Professor Tal Linzen is giving a talk on Thursday, Jan 23 at 11am – 12pm in South Hall 202.
Title: Syntactic generalization in natural language inference
Abstract: Neural network models for natural language processing often perform very well on examples that are drawn from the same distribution as the training set. Do they accomplish such success by learning to solve the task as a human might solve it, or do they adopt heuristics that happen to work well on the data set in question, but do not reflect the normative definition of the task (how one “should” solve the task)? This question can be addressed effectively by testing how the system generalizes to examples constructed specifically to diagnose whether the system relies on such fallible heuristics. In my talk, I will discuss ongoing work applying this methodology to the natural language inference (NLI) task.

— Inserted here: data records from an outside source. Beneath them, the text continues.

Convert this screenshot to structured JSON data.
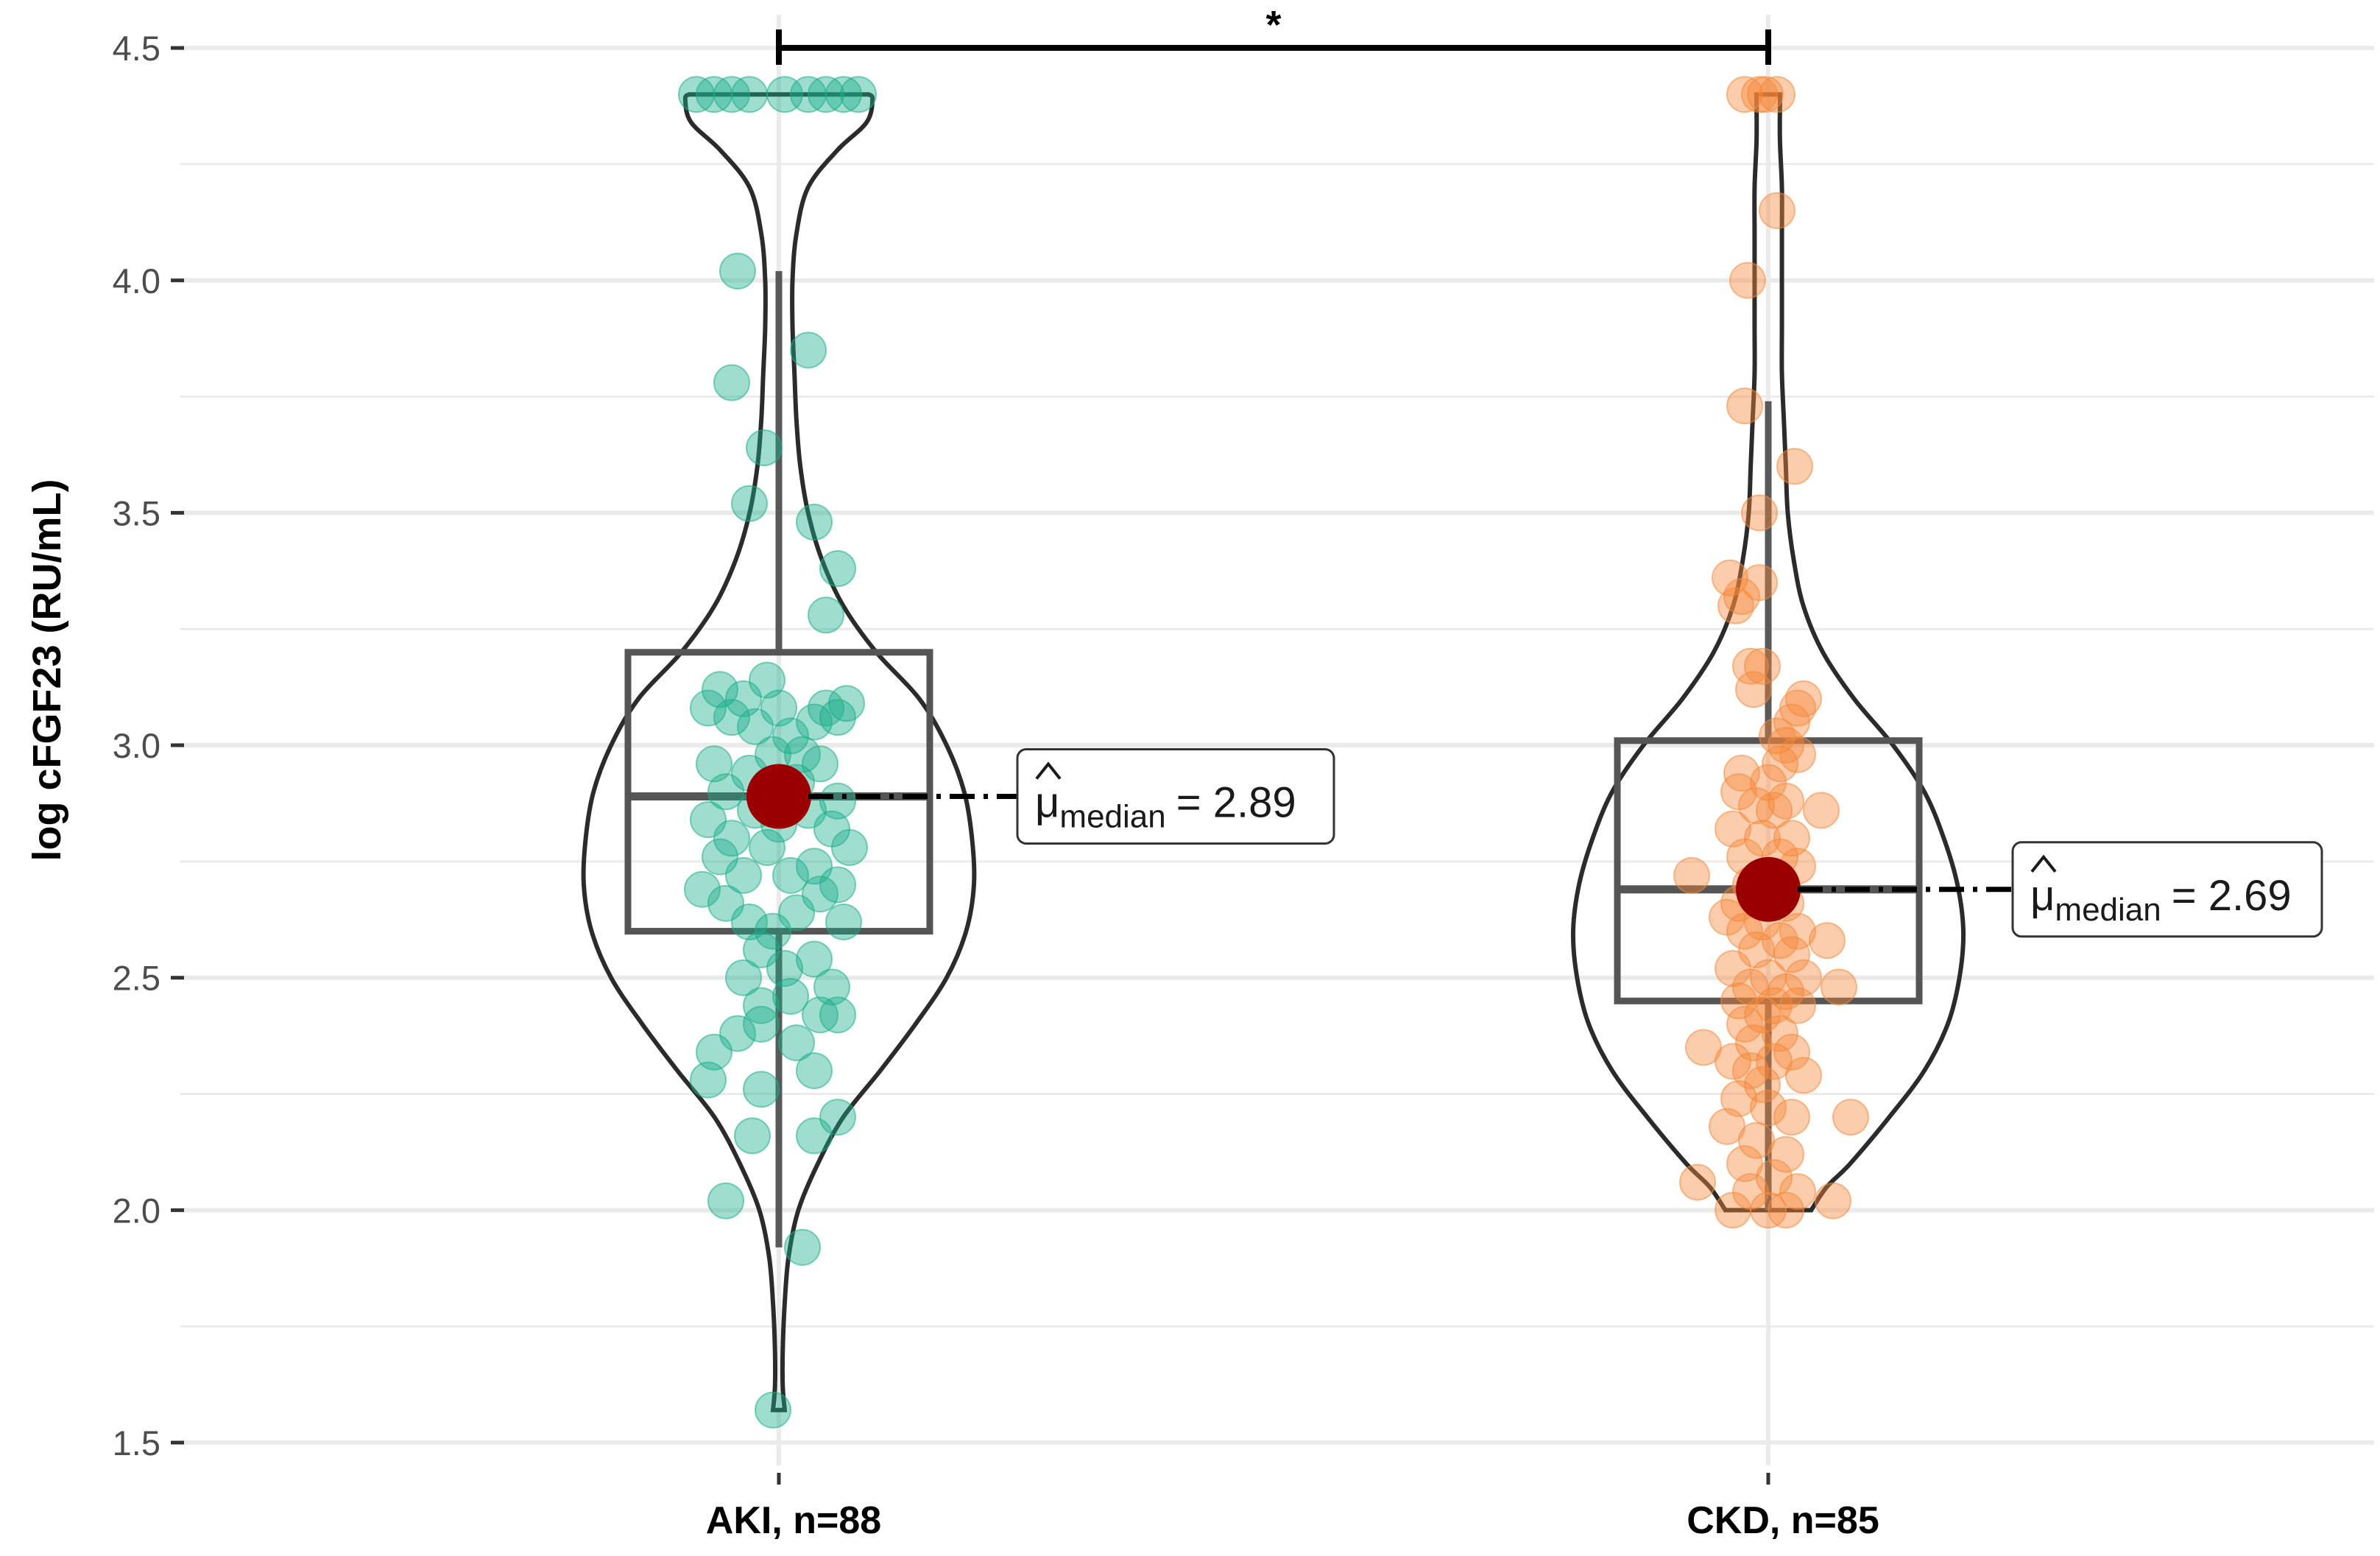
{
  "chart_data": {
    "type": "violin",
    "ylabel": "log cFGF23 (RU/mL)",
    "xlabel": "",
    "ylim": [
      1.5,
      4.5
    ],
    "yticks": [
      1.5,
      2.0,
      2.5,
      3.0,
      3.5,
      4.0,
      4.5
    ],
    "ytick_labels": [
      "1.5",
      "2.0",
      "2.5",
      "3.0",
      "3.5",
      "4.0",
      "4.5"
    ],
    "grid": true,
    "significance": {
      "between": [
        "AKI, n=88",
        "CKD, n=85"
      ],
      "label": "*"
    },
    "groups": [
      {
        "label": "AKI, n=88",
        "color": "#1AAF8B",
        "box": {
          "q1": 2.6,
          "median": 2.89,
          "q3": 3.2,
          "whisker_low": 1.92,
          "whisker_high": 4.02
        },
        "violin_range": [
          1.57,
          4.4
        ],
        "violin_profile": [
          [
            1.57,
            0.03
          ],
          [
            1.62,
            0.02
          ],
          [
            1.7,
            0.02
          ],
          [
            1.8,
            0.03
          ],
          [
            1.9,
            0.05
          ],
          [
            2.0,
            0.1
          ],
          [
            2.1,
            0.2
          ],
          [
            2.2,
            0.33
          ],
          [
            2.3,
            0.52
          ],
          [
            2.4,
            0.7
          ],
          [
            2.5,
            0.86
          ],
          [
            2.6,
            0.96
          ],
          [
            2.7,
            1.0
          ],
          [
            2.8,
            0.99
          ],
          [
            2.9,
            0.95
          ],
          [
            3.0,
            0.86
          ],
          [
            3.1,
            0.72
          ],
          [
            3.2,
            0.5
          ],
          [
            3.3,
            0.33
          ],
          [
            3.4,
            0.22
          ],
          [
            3.5,
            0.15
          ],
          [
            3.6,
            0.11
          ],
          [
            3.7,
            0.09
          ],
          [
            3.8,
            0.08
          ],
          [
            3.9,
            0.07
          ],
          [
            4.0,
            0.07
          ],
          [
            4.1,
            0.09
          ],
          [
            4.2,
            0.15
          ],
          [
            4.28,
            0.3
          ],
          [
            4.34,
            0.45
          ],
          [
            4.39,
            0.48
          ],
          [
            4.4,
            0.46
          ]
        ],
        "median_label": {
          "stat": "μ",
          "subscript": "median",
          "text": "= 2.89"
        },
        "points": [
          [
            -0.28,
            4.4
          ],
          [
            -0.22,
            4.4
          ],
          [
            -0.16,
            4.4
          ],
          [
            -0.1,
            4.4
          ],
          [
            0.02,
            4.4
          ],
          [
            0.1,
            4.4
          ],
          [
            0.16,
            4.4
          ],
          [
            0.22,
            4.4
          ],
          [
            0.27,
            4.4
          ],
          [
            -0.14,
            4.02
          ],
          [
            0.1,
            3.85
          ],
          [
            -0.16,
            3.78
          ],
          [
            -0.05,
            3.64
          ],
          [
            -0.1,
            3.52
          ],
          [
            0.12,
            3.48
          ],
          [
            0.2,
            3.38
          ],
          [
            0.16,
            3.28
          ],
          [
            -0.24,
            3.08
          ],
          [
            -0.2,
            3.12
          ],
          [
            -0.16,
            3.06
          ],
          [
            -0.12,
            3.1
          ],
          [
            -0.08,
            3.04
          ],
          [
            -0.04,
            3.14
          ],
          [
            0.0,
            3.08
          ],
          [
            0.04,
            3.02
          ],
          [
            0.08,
            2.98
          ],
          [
            0.12,
            3.05
          ],
          [
            0.16,
            3.08
          ],
          [
            0.2,
            3.06
          ],
          [
            0.23,
            3.09
          ],
          [
            -0.22,
            2.96
          ],
          [
            -0.18,
            2.9
          ],
          [
            -0.1,
            2.94
          ],
          [
            -0.02,
            2.98
          ],
          [
            0.06,
            2.92
          ],
          [
            0.14,
            2.96
          ],
          [
            0.2,
            2.88
          ],
          [
            -0.24,
            2.84
          ],
          [
            -0.16,
            2.8
          ],
          [
            -0.08,
            2.86
          ],
          [
            0.0,
            2.83
          ],
          [
            0.1,
            2.86
          ],
          [
            0.18,
            2.82
          ],
          [
            0.24,
            2.78
          ],
          [
            -0.2,
            2.76
          ],
          [
            -0.12,
            2.72
          ],
          [
            -0.04,
            2.78
          ],
          [
            0.04,
            2.72
          ],
          [
            0.12,
            2.74
          ],
          [
            0.2,
            2.7
          ],
          [
            -0.26,
            2.69
          ],
          [
            -0.18,
            2.66
          ],
          [
            -0.1,
            2.62
          ],
          [
            -0.02,
            2.6
          ],
          [
            0.06,
            2.64
          ],
          [
            0.14,
            2.68
          ],
          [
            0.22,
            2.62
          ],
          [
            -0.06,
            2.56
          ],
          [
            0.02,
            2.52
          ],
          [
            0.12,
            2.54
          ],
          [
            -0.12,
            2.5
          ],
          [
            0.18,
            2.48
          ],
          [
            -0.06,
            2.44
          ],
          [
            0.04,
            2.46
          ],
          [
            0.14,
            2.42
          ],
          [
            0.2,
            2.42
          ],
          [
            -0.14,
            2.38
          ],
          [
            -0.06,
            2.4
          ],
          [
            0.06,
            2.36
          ],
          [
            -0.22,
            2.34
          ],
          [
            0.12,
            2.3
          ],
          [
            -0.24,
            2.28
          ],
          [
            -0.06,
            2.26
          ],
          [
            0.2,
            2.2
          ],
          [
            -0.09,
            2.16
          ],
          [
            0.12,
            2.16
          ],
          [
            -0.18,
            2.02
          ],
          [
            0.08,
            1.92
          ],
          [
            -0.02,
            1.57
          ]
        ]
      },
      {
        "label": "CKD, n=85",
        "color": "#F5883A",
        "box": {
          "q1": 2.45,
          "median": 2.69,
          "q3": 3.01,
          "whisker_low": 2.0,
          "whisker_high": 3.74
        },
        "violin_range": [
          2.0,
          4.4
        ],
        "violin_profile": [
          [
            2.0,
            0.22
          ],
          [
            2.05,
            0.3
          ],
          [
            2.1,
            0.42
          ],
          [
            2.2,
            0.62
          ],
          [
            2.3,
            0.8
          ],
          [
            2.4,
            0.92
          ],
          [
            2.5,
            0.98
          ],
          [
            2.6,
            1.0
          ],
          [
            2.7,
            0.97
          ],
          [
            2.8,
            0.9
          ],
          [
            2.9,
            0.8
          ],
          [
            3.0,
            0.64
          ],
          [
            3.1,
            0.44
          ],
          [
            3.2,
            0.28
          ],
          [
            3.3,
            0.18
          ],
          [
            3.4,
            0.13
          ],
          [
            3.5,
            0.1
          ],
          [
            3.6,
            0.09
          ],
          [
            3.7,
            0.08
          ],
          [
            3.8,
            0.07
          ],
          [
            3.9,
            0.07
          ],
          [
            4.0,
            0.07
          ],
          [
            4.1,
            0.07
          ],
          [
            4.2,
            0.07
          ],
          [
            4.3,
            0.06
          ],
          [
            4.38,
            0.06
          ],
          [
            4.4,
            0.06
          ]
        ],
        "median_label": {
          "stat": "μ",
          "subscript": "median",
          "text": "= 2.69"
        },
        "points": [
          [
            -0.08,
            4.4
          ],
          [
            -0.01,
            4.4
          ],
          [
            0.03,
            4.4
          ],
          [
            -0.03,
            4.4
          ],
          [
            0.03,
            4.15
          ],
          [
            -0.07,
            4.0
          ],
          [
            -0.08,
            3.73
          ],
          [
            0.09,
            3.6
          ],
          [
            -0.03,
            3.5
          ],
          [
            -0.13,
            3.36
          ],
          [
            -0.09,
            3.32
          ],
          [
            -0.03,
            3.35
          ],
          [
            -0.11,
            3.3
          ],
          [
            -0.06,
            3.17
          ],
          [
            -0.02,
            3.17
          ],
          [
            -0.05,
            3.12
          ],
          [
            0.03,
            3.02
          ],
          [
            0.08,
            3.05
          ],
          [
            0.1,
            3.08
          ],
          [
            0.12,
            3.1
          ],
          [
            0.06,
            3.0
          ],
          [
            0.1,
            2.98
          ],
          [
            -0.09,
            2.94
          ],
          [
            0.0,
            2.92
          ],
          [
            0.04,
            2.96
          ],
          [
            -0.1,
            2.9
          ],
          [
            0.06,
            2.88
          ],
          [
            -0.04,
            2.87
          ],
          [
            0.02,
            2.86
          ],
          [
            -0.12,
            2.82
          ],
          [
            -0.02,
            2.8
          ],
          [
            0.08,
            2.8
          ],
          [
            -0.08,
            2.76
          ],
          [
            0.04,
            2.76
          ],
          [
            0.1,
            2.74
          ],
          [
            -0.06,
            2.7
          ],
          [
            0.02,
            2.7
          ],
          [
            -0.1,
            2.66
          ],
          [
            0.06,
            2.66
          ],
          [
            -0.14,
            2.63
          ],
          [
            -0.02,
            2.62
          ],
          [
            0.1,
            2.6
          ],
          [
            -0.08,
            2.6
          ],
          [
            0.04,
            2.58
          ],
          [
            -0.04,
            2.56
          ],
          [
            0.08,
            2.55
          ],
          [
            -0.12,
            2.52
          ],
          [
            0.0,
            2.5
          ],
          [
            0.12,
            2.5
          ],
          [
            -0.06,
            2.48
          ],
          [
            0.06,
            2.47
          ],
          [
            -0.1,
            2.45
          ],
          [
            0.02,
            2.44
          ],
          [
            0.1,
            2.44
          ],
          [
            -0.02,
            2.42
          ],
          [
            -0.08,
            2.4
          ],
          [
            0.04,
            2.38
          ],
          [
            -0.05,
            2.36
          ],
          [
            0.08,
            2.34
          ],
          [
            -0.12,
            2.32
          ],
          [
            0.02,
            2.32
          ],
          [
            -0.06,
            2.3
          ],
          [
            0.12,
            2.29
          ],
          [
            -0.02,
            2.27
          ],
          [
            -0.1,
            2.24
          ],
          [
            0.0,
            2.22
          ],
          [
            0.08,
            2.2
          ],
          [
            -0.14,
            2.18
          ],
          [
            -0.04,
            2.15
          ],
          [
            0.06,
            2.12
          ],
          [
            -0.08,
            2.1
          ],
          [
            0.02,
            2.07
          ],
          [
            -0.06,
            2.04
          ],
          [
            0.1,
            2.04
          ],
          [
            -0.12,
            2.0
          ],
          [
            0.0,
            2.0
          ],
          [
            0.06,
            2.0
          ],
          [
            0.22,
            2.02
          ],
          [
            -0.24,
            2.06
          ],
          [
            0.28,
            2.2
          ],
          [
            -0.22,
            2.35
          ],
          [
            0.24,
            2.48
          ],
          [
            0.2,
            2.58
          ],
          [
            -0.26,
            2.72
          ],
          [
            0.18,
            2.86
          ]
        ]
      }
    ]
  }
}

I will show that a standard neural model — BERT fine-tuned on the MNLI corpus — achieves high accuracy on the MNLI test set, but shows little sensitivity to syntactic structure when tested on our diagnostic data set (HANS); instead, the model relies on word overlap between the premise and the hypothesis, and concludes, for example, that “the doctor visited the lawyer” entails “the lawyer visited the doctor”. While accuracy on the test set is very stable across fine-tuning runs with different weight initializations, generalization behavior varies widely, with accuracy on some classes of examples ranging from 0% to 66%. Finally, augmenting the training set with a moderate number of examples that contradict the word overlap heuristic leads to a dramatic improvement in generalization accuracy. This improvement generalizes to constructions that were not included in the augmentation set. Overall, our results suggest that the syntactic deficiencies of the fine-tuned model do not arise primarily from poor abstract syntactic representations in the underlying BERT model; rather, because of its weak inductive bias, BERT requires a strong fine-tuning signal to favor those syntactic representations over simpler heuristics.
Bio: Tal Linzen is an Assistant Professor of Cognitive Science (with a joint appointment in Computer Science) at Johns Hopkins University, and affiliated faculty at the JHU Center for Language and Speech Processing. Before moving to Johns Hopkins, he was a postdoctoral researcher at the École Normale Supérieure in Paris, and before that he obtained his PhD from the Department of Linguistics at New York University. At Johns Hopkins, Tal directs the Computation and Psycholinguistics Lab, which develops computational models of human language comprehension and acquisition, as well as psycholinguistically-informed methods for interpreting, evaluating and extending neural network models for natural language processing. The lab’s work has appeared in venues such as ACL, CoNLL, EMNLP, ICLR, NAACL and TACL, as well as in journals such as Cognitive Science and Journal of Neuroscience. Tal co-organized the first two editions of the BlackboxNLP Workshop on Analyzing and Interpreting Neural Networks for NLP (EMNLP 2018, ACL 2019) and is a co-chair of CoNLL 2020.